Dans son évaluation du jubilé, Mgr Fisichella a décrit cette année comme extraordinaire à bien des égards et a souligné son arc historique inhabituel : le jubilé a commencé sous le pape François et se termine sous le pape Léon XIV, une transition qui, selon lui, souligne la complexité de l'effort organisationnel.
Il a également souligné les événements majeurs qui se sont déroulés parallèlement au calendrier du jubilé, notamment les funérailles du pape François le 26 avril et l'élection de son successeur, Léon XIV, le 8 mai, affirmant que ces événements avaient été intégrés au programme du jubilé dans le cadre d'une succession exceptionnelle d'événements.
Des pèlerins venus de 185 pays
Selon les données officielles du Vatican présentées lundi, des pèlerins venus de 185 pays ont participé aux événements du jubilé.
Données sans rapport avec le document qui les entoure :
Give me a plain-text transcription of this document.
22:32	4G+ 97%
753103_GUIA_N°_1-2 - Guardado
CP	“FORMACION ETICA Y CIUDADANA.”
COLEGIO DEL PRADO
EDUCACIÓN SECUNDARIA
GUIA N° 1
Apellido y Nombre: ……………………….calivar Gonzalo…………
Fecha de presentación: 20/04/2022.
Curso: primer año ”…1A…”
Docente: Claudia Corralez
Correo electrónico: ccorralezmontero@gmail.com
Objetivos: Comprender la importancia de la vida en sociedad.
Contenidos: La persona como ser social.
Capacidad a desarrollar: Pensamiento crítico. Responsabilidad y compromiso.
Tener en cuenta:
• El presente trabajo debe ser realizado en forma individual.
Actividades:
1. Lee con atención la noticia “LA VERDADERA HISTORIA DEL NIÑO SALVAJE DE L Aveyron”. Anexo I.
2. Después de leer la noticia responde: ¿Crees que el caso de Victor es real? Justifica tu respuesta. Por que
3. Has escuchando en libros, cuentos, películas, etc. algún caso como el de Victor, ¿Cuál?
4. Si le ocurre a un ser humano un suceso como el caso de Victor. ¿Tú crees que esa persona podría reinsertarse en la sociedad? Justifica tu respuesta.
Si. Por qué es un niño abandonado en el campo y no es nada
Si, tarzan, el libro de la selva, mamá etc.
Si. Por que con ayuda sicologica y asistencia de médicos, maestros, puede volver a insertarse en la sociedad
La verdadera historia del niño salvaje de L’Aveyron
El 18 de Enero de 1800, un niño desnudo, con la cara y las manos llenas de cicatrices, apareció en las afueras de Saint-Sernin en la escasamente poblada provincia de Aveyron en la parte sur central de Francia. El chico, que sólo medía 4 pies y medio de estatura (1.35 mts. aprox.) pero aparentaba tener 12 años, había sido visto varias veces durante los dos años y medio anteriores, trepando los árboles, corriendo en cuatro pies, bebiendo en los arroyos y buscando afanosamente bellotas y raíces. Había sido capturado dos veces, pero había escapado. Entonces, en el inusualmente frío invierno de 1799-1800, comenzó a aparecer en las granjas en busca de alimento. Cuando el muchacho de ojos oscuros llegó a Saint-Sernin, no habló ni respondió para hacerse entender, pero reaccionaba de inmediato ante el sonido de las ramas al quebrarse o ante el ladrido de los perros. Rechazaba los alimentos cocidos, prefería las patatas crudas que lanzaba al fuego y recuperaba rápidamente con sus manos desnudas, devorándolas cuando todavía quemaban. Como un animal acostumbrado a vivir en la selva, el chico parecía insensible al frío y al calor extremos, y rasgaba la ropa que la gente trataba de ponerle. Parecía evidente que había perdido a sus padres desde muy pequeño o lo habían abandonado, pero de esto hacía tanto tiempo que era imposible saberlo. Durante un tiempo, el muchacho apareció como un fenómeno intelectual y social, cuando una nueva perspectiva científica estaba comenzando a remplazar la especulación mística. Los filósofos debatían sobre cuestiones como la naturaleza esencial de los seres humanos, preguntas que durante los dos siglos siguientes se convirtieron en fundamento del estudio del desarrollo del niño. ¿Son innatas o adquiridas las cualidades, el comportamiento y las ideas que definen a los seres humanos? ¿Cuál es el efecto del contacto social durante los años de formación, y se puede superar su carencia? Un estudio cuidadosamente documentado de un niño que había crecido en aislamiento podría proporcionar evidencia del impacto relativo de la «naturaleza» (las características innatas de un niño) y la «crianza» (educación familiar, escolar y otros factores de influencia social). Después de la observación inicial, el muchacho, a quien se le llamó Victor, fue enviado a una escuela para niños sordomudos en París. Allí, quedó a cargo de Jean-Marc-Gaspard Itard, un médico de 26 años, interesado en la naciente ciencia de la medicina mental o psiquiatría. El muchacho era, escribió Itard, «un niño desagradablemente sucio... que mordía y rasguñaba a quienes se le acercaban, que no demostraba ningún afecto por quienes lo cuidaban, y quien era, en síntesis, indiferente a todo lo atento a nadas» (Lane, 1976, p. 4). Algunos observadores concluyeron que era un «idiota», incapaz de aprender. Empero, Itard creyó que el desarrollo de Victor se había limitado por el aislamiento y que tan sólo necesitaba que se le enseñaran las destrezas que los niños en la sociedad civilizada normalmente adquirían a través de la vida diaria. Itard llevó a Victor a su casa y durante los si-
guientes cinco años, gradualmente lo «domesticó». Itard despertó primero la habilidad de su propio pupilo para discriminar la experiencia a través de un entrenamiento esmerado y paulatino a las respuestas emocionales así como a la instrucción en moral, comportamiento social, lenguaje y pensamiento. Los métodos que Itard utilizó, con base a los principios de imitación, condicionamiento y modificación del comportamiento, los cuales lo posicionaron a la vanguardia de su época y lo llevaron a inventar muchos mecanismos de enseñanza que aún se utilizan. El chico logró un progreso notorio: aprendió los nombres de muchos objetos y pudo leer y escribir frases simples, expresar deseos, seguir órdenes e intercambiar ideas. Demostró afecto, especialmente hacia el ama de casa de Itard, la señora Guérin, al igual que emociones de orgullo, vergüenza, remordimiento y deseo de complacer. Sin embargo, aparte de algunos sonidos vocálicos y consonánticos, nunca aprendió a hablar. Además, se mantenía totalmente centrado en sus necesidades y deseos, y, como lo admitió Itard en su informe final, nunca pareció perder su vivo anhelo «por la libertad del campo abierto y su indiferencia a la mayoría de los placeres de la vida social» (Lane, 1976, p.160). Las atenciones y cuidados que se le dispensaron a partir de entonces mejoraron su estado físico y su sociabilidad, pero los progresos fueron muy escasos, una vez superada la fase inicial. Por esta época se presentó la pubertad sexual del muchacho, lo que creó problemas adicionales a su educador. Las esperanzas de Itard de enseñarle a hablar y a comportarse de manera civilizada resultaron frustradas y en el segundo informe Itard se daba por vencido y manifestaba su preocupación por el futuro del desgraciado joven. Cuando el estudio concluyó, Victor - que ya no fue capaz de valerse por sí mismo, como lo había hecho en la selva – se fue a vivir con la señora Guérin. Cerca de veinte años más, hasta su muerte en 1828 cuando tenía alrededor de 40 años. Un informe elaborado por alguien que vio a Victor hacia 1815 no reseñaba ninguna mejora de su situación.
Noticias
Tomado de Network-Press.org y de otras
Par zone géographique, l'Europe représentait 62,63 % des participants, suivie de l'Amérique du Nord (16,54 %), de l'Amérique du Sud (9,44 %) et de l'Asie (7,69 %). Les autres pèlerins provenaient d'Océanie (1,14 %), d'Amérique centrale et des Caraïbes (1,04 %), d'Afrique (0,95 %) et du Moyen-Orient (0,46 %).
Par pays, l'Italie représentait 36,34 % des pèlerins, suivie des États-Unis (12,57 %) et de l'Espagne (6,23 %). Parmi les autres pays en tête figuraient le Brésil (4,67 %), la Pologne (3,69 %), l'Allemagne (3,16 %), le Royaume-Uni (2,81 %), la Chine (2,79 %), le Mexique (2,37 %) et la France (2,31 %). Le Vatican a également enregistré une participation importante de l'Argentine, du Canada, du Portugal, de la Colombie, de l'Australie, des Philippines, de la Slovaquie, de l'Indonésie et de l'Autriche.
Mgr Fisichella a déclaré qu'à partir du mois de mai, à l'époque de l'élection de Léon XIV, Rome a connu une augmentation inattendue du nombre de pèlerins, qui a été gérée avec une attention particulière dans une ville qui est restée sous les feux des médias internationaux tout au long de l'année.
Comment le décompte a-t-il été effectué ?
M. Fisichella a déclaré que les projections initiales étaient basées sur une étude réalisée par la faculté de sociologie de l'université Roma Tre et qu'elles étaient destinées à servir de guide pour la planification préliminaire.
Il a ajouté que le décompte principal avait été effectué à la Porte Sainte de la basilique Saint-Pierre, où une caméra enregistrait automatiquement le nombre de pèlerins qui passaient chaque jour.
Pour les trois autres basiliques papales (Saint-Jean-de-Latran, Sainte-Marie-Majeure et Saint-Paul-hors-les-Murs), le Vatican a appliqué des pourcentages basés sur le flux enregistré à Saint-Pierre, complétés par des comptages effectués par des bénévoles à l'aide de compteurs manuels. La participation aux principaux événements et audiences du jubilé a également été suivie et recoupée avec les inscriptions effectuées sur le site web officiel du jubilé.
Le maire de Rome évoque un héritage durable et des dépenses
Le maire de Rome, Roberto Gualtieri, a déclaré que le Jubilé de l'Espérance avait laissé un héritage durable à la ville, tant en termes d'infrastructures que de gouvernance institutionnelle, soulignant ce qu'il a décrit comme une « méthode jubilaire » de coopération durable entre les administrations publiques.
M. Gualtieri a déclaré que le programme du jubilé comprenait 332 interventions, dont 204 déjà achevées ou partiellement achevées. Il a ajouté que les travaux routiers à Rome étaient achevés à environ 90 %, les 10 % restants devant être achevés en 2026.